With 80 percent of adult Americans sustaining at least one episode of
severe disabling lumbar
back pain in their lives, lumbar surgical
treatment alternatives are always in the news. Approximately 85 percent
of these patients will improve with non-surgical interventions in the
form of physical therapy, medications, pain management, or a
significant lifestyle change. The remaining patients may be left with
surgical decisions to alleviate their lumbar symptoms.
Have the surgical options changed? Indeed they have. A myriad of new
surgical techniques and a pipeline of new technologies are being
developed. Not all can be addressed in this short article, so we will
concentrate on some of the newer and more efficacious surgical advances.

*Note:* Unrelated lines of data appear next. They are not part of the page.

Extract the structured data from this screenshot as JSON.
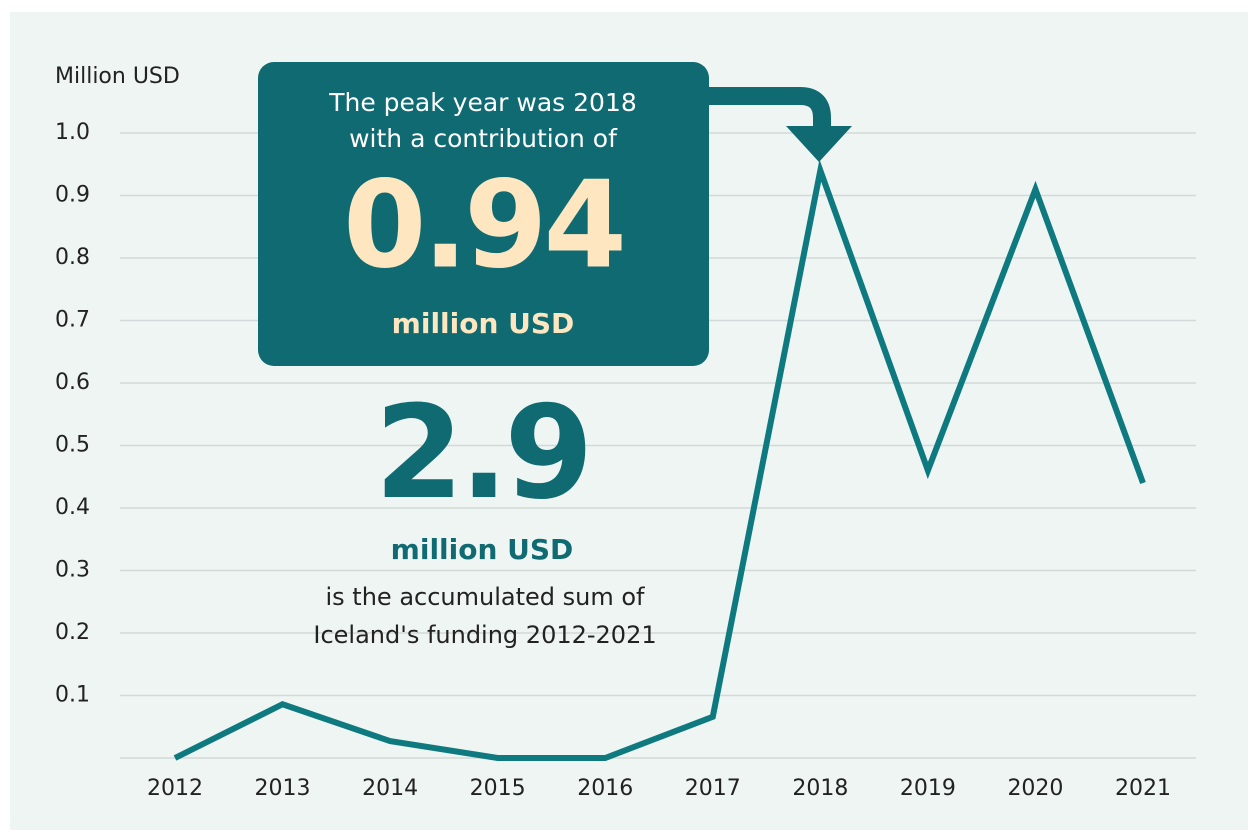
{
  "chart_data": {
    "type": "line",
    "y_label": "Million USD",
    "categories": [
      "2012",
      "2013",
      "2014",
      "2015",
      "2016",
      "2017",
      "2018",
      "2019",
      "2020",
      "2021"
    ],
    "values": [
      0,
      0.086,
      0.027,
      0,
      0,
      0.066,
      0.94,
      0.46,
      0.91,
      0.44
    ],
    "color": "#0e7a80",
    "ylim": [
      0,
      1
    ],
    "yticks": [
      0.1,
      0.2,
      0.3,
      0.4,
      0.5,
      0.6,
      0.7,
      0.8,
      0.9,
      {
        "value": 1,
        "label": "1.0"
      }
    ],
    "grid": true,
    "annotations": {
      "peak": {
        "line1": "The peak year was 2018",
        "line2": "with a contribution of",
        "big": "0.94",
        "unit": "million USD"
      },
      "total": {
        "big": "2.9",
        "unit": "million USD",
        "line1": "is the accumulated sum of",
        "line2": "Iceland's funding 2012-2021"
      }
    }
  }
}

For patients who present with symptoms of lower extremity radicular
pain or sciatica due to lumbar herniated nucleosus pulposus (HNP) or
stenosis, a minimally invasive posterior approach is frequently
recommended. The procedure, termed MITR (minimal invasive tubular
retraction), uses a 16 mm to 18 mm skin incision with a series of
cannulated tubes docked onto the appropriate intervertebral space.
The
exact position and location is verified by fluoroscopic guidance. The
decompression procedure is then usually accomplished with the aid of an
operating microscope and specialized instrumentation through this
cannulated apparatus. Lumbar disc fragments, synovial cysts, or
osteophytic stenotic lesions can be treated in this manner in one or
two level procedures. Most patients obtain a 90 percent to 95 percent
improvement in their symptoms.
Significant advantages of this procedure include minimal tissue
destruction, the fact that it can be performed in an outpatient
surgical center, and patients often are able to return to light work
activities within three to seven days. A majority of patients have a
successful outcome from this minimally invasive procedure that avoids
the increased morbidity and pain of an open procedure.